Rz. 5
Seit dem 25.5.2018 ist aufgrund der unmittelbaren Rechtswirkung der Vorschriften der DSGVO (vgl. Rz. 2) für die zulässige Erhebung von Sozialdaten nicht mehr nur § 67a maßgebend, sondern insbesondere die Art. 6 DSGVO (Rechtmäßigkeit der Verarbeitung) und Art. 9 DSGVO (Verarbeitung besonderer Kategorien von personenbezogenen Daten).

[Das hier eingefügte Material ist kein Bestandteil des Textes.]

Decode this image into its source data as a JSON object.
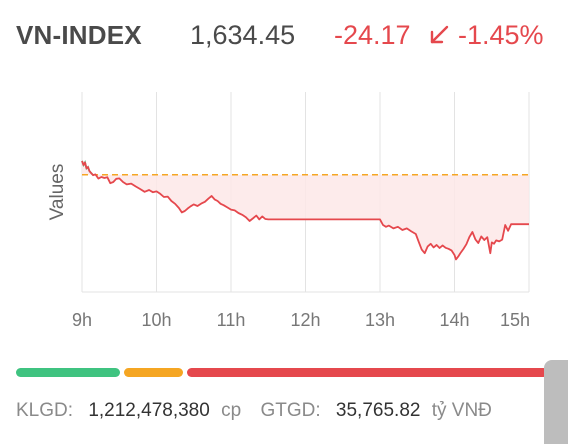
{
  "header": {
    "name": "VN-INDEX",
    "value": "1,634.45",
    "change": "-24.17",
    "change_pct": "-1.45%",
    "arrow_icon": "arrow-down-left-icon",
    "color_down": "#e5484d"
  },
  "chart_data": {
    "type": "line",
    "ylabel": "Values",
    "x_ticks": [
      "9h",
      "10h",
      "11h",
      "12h",
      "13h",
      "14h",
      "15h"
    ],
    "x_tick_hours": [
      9,
      10,
      11,
      12,
      13,
      14,
      15
    ],
    "reference_value": 1658.62,
    "ylim": [
      1600,
      1700
    ],
    "grid": "vertical",
    "series": [
      {
        "line_color": "#e5484d",
        "fill_color": "#fde8e8",
        "opening_color": "#4cc38a",
        "points": [
          [
            9.0,
            1665.5
          ],
          [
            9.02,
            1663.5
          ],
          [
            9.04,
            1664.8
          ],
          [
            9.06,
            1661.8
          ],
          [
            9.08,
            1662.5
          ],
          [
            9.1,
            1660.5
          ],
          [
            9.12,
            1659.6
          ],
          [
            9.15,
            1658.4
          ],
          [
            9.18,
            1658.8
          ],
          [
            9.22,
            1656.7
          ],
          [
            9.26,
            1657.5
          ],
          [
            9.3,
            1657.0
          ],
          [
            9.34,
            1657.4
          ],
          [
            9.38,
            1654.4
          ],
          [
            9.42,
            1655.0
          ],
          [
            9.46,
            1656.6
          ],
          [
            9.5,
            1656.8
          ],
          [
            9.55,
            1655.0
          ],
          [
            9.6,
            1653.8
          ],
          [
            9.66,
            1654.2
          ],
          [
            9.72,
            1652.8
          ],
          [
            9.78,
            1651.5
          ],
          [
            9.84,
            1650.1
          ],
          [
            9.9,
            1651.0
          ],
          [
            9.95,
            1649.9
          ],
          [
            10.0,
            1650.3
          ],
          [
            10.05,
            1649.1
          ],
          [
            10.1,
            1647.5
          ],
          [
            10.15,
            1647.7
          ],
          [
            10.2,
            1645.5
          ],
          [
            10.25,
            1644.1
          ],
          [
            10.3,
            1642.0
          ],
          [
            10.34,
            1639.8
          ],
          [
            10.38,
            1640.5
          ],
          [
            10.42,
            1641.8
          ],
          [
            10.46,
            1642.9
          ],
          [
            10.5,
            1643.8
          ],
          [
            10.55,
            1643.0
          ],
          [
            10.6,
            1644.2
          ],
          [
            10.65,
            1645.1
          ],
          [
            10.7,
            1646.8
          ],
          [
            10.74,
            1648.0
          ],
          [
            10.78,
            1646.3
          ],
          [
            10.82,
            1645.5
          ],
          [
            10.86,
            1644.1
          ],
          [
            10.9,
            1643.4
          ],
          [
            10.95,
            1642.3
          ],
          [
            11.0,
            1641.2
          ],
          [
            11.05,
            1640.8
          ],
          [
            11.1,
            1639.5
          ],
          [
            11.15,
            1638.6
          ],
          [
            11.2,
            1637.4
          ],
          [
            11.25,
            1635.5
          ],
          [
            11.3,
            1637.0
          ],
          [
            11.34,
            1638.2
          ],
          [
            11.38,
            1636.3
          ],
          [
            11.42,
            1637.8
          ],
          [
            11.46,
            1636.5
          ],
          [
            11.5,
            1636.3
          ],
          [
            13.0,
            1636.3
          ],
          [
            13.04,
            1633.5
          ],
          [
            13.08,
            1632.6
          ],
          [
            13.12,
            1633.2
          ],
          [
            13.18,
            1631.8
          ],
          [
            13.24,
            1632.6
          ],
          [
            13.3,
            1631.0
          ],
          [
            13.36,
            1631.8
          ],
          [
            13.42,
            1630.3
          ],
          [
            13.48,
            1629.0
          ],
          [
            13.52,
            1625.1
          ],
          [
            13.56,
            1621.2
          ],
          [
            13.6,
            1619.4
          ],
          [
            13.64,
            1622.8
          ],
          [
            13.68,
            1624.1
          ],
          [
            13.72,
            1622.3
          ],
          [
            13.76,
            1623.5
          ],
          [
            13.8,
            1622.0
          ],
          [
            13.84,
            1623.3
          ],
          [
            13.88,
            1622.1
          ],
          [
            13.92,
            1621.6
          ],
          [
            13.96,
            1620.8
          ],
          [
            14.0,
            1618.5
          ],
          [
            14.02,
            1616.3
          ],
          [
            14.05,
            1617.7
          ],
          [
            14.08,
            1619.5
          ],
          [
            14.12,
            1621.5
          ],
          [
            14.16,
            1623.9
          ],
          [
            14.2,
            1627.5
          ],
          [
            14.24,
            1630.0
          ],
          [
            14.28,
            1626.3
          ],
          [
            14.32,
            1624.5
          ],
          [
            14.36,
            1627.8
          ],
          [
            14.4,
            1626.0
          ],
          [
            14.44,
            1627.4
          ],
          [
            14.48,
            1619.4
          ],
          [
            14.5,
            1624.8
          ],
          [
            14.53,
            1624.1
          ],
          [
            14.56,
            1625.8
          ],
          [
            14.6,
            1625.3
          ],
          [
            14.64,
            1626.2
          ],
          [
            14.68,
            1633.5
          ],
          [
            14.72,
            1630.6
          ],
          [
            14.76,
            1633.9
          ],
          [
            15.0,
            1633.9
          ]
        ]
      }
    ]
  },
  "breadth_bar": {
    "segments": [
      {
        "fraction": 0.198,
        "color": "#3fc380"
      },
      {
        "fraction": 0.113,
        "color": "#f5a623"
      },
      {
        "fraction": 0.689,
        "color": "#e5484d"
      }
    ]
  },
  "footer": {
    "klgd_label": "KLGD:",
    "klgd_value": "1,212,478,380",
    "klgd_unit": "cp",
    "gtgd_label": "GTGD:",
    "gtgd_value": "35,765.82",
    "gtgd_unit": "tỷ VNĐ"
  }
}
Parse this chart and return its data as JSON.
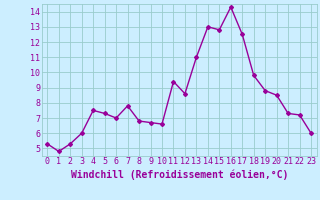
{
  "x": [
    0,
    1,
    2,
    3,
    4,
    5,
    6,
    7,
    8,
    9,
    10,
    11,
    12,
    13,
    14,
    15,
    16,
    17,
    18,
    19,
    20,
    21,
    22,
    23
  ],
  "y": [
    5.3,
    4.8,
    5.3,
    6.0,
    7.5,
    7.3,
    7.0,
    7.8,
    6.8,
    6.7,
    6.6,
    9.4,
    8.6,
    11.0,
    13.0,
    12.8,
    14.3,
    12.5,
    9.8,
    8.8,
    8.5,
    7.3,
    7.2,
    6.0
  ],
  "line_color": "#990099",
  "marker": "D",
  "marker_size": 2.0,
  "bg_color": "#cceeff",
  "grid_color": "#99cccc",
  "xlabel": "Windchill (Refroidissement éolien,°C)",
  "xlabel_color": "#990099",
  "ylim": [
    4.5,
    14.5
  ],
  "yticks": [
    5,
    6,
    7,
    8,
    9,
    10,
    11,
    12,
    13,
    14
  ],
  "xticks": [
    0,
    1,
    2,
    3,
    4,
    5,
    6,
    7,
    8,
    9,
    10,
    11,
    12,
    13,
    14,
    15,
    16,
    17,
    18,
    19,
    20,
    21,
    22,
    23
  ],
  "tick_color": "#990099",
  "tick_fontsize": 6.0,
  "xlabel_fontsize": 7.0,
  "line_width": 1.0
}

Zusätzlich gelten die unmittelbar anzuwendenden Vorschriften der DSGVO, wie auch die Gesetzesbegründung zu § 67b Abs. 1 klarstellt: "Neben den spezifischen Befugnissen des Sozialgesetzbuches kann auch unmittelbar aus der Verordnung (EU) 2016/679, insbesondere aus Artikel 6 Absatz 1 der Verordnung (EU) 2016/679 die Zulässigkeit der Verarbeitung von Sozialdaten folgen, was § 35 Absatz 2 Satz 1 des Ersten Buches deklaratorisch deutlich macht" (BT-Drs. 18/12611).
Die Erhebung ist seit dem 25.5.2018 nach Art. 4 Nr. 2 DSGVO ein Vorgang der Verarbeitung (vgl. die Komm. zu § 67).
Zunächst regelt Abs. 1 Satz 1, zu welchen Zwecken die Erhebung von Sozialdaten nur zulässig ist (Erforderlichkeit im Zusammenhang mit der gesetzlichen Aufgabenerfüllung der Stellen nach § 35 SGB I).
Besondere Voraussetzungen sind nach Abs. 1 Satz 2 und 3 bei der Erhebung besonderer Kategorien von personenbezogenen Daten (Art. 9 Abs. 1 DSGVO) zu beachten; hier kommt es darauf an, welche gesetzlichen Aufgaben oder Pflichten mit der Erhebung dieser Daten erfüllt werden sollen und ob ggf. zusätzlich geeignete Garantien für die Grundrechte und die Interessen der betroffenen Person vorzusehen sind oder ob eine Erhebung nur mit Einwilligung der betroffenen Person zulässig erfolgen kann.
Abs. 2 enthält in Satz 1 auch nach der Anpassung an die DSGVO zum 25.5.2018 den Grundsatz der Ersterhebung bei der betroffenen Person und regelt in Satz 2 unter welchen Voraussetzungen davon Ausnahmen zulässig sind; diese Regelungen entsprechen inhaltlich dem Recht bis 24.5.2018 des § 67a Abs. 2 SGB X a. F.
2.1 Zweck der Datenerhebung (Abs. 1 Satz 1)
Rz. 6
In Satz 1 wird die Zulässigkeit der Datenerhebung durch die in § 35 SGB I genannten Stellen geregelt und damit von der Öffnungsklausel des Art. 6 Abs. 1 Buchst. c und e i. V. m. Abs. 2 und Abs. 3 Satz 1 Buchst. b DSGVO Gebrauch gemacht.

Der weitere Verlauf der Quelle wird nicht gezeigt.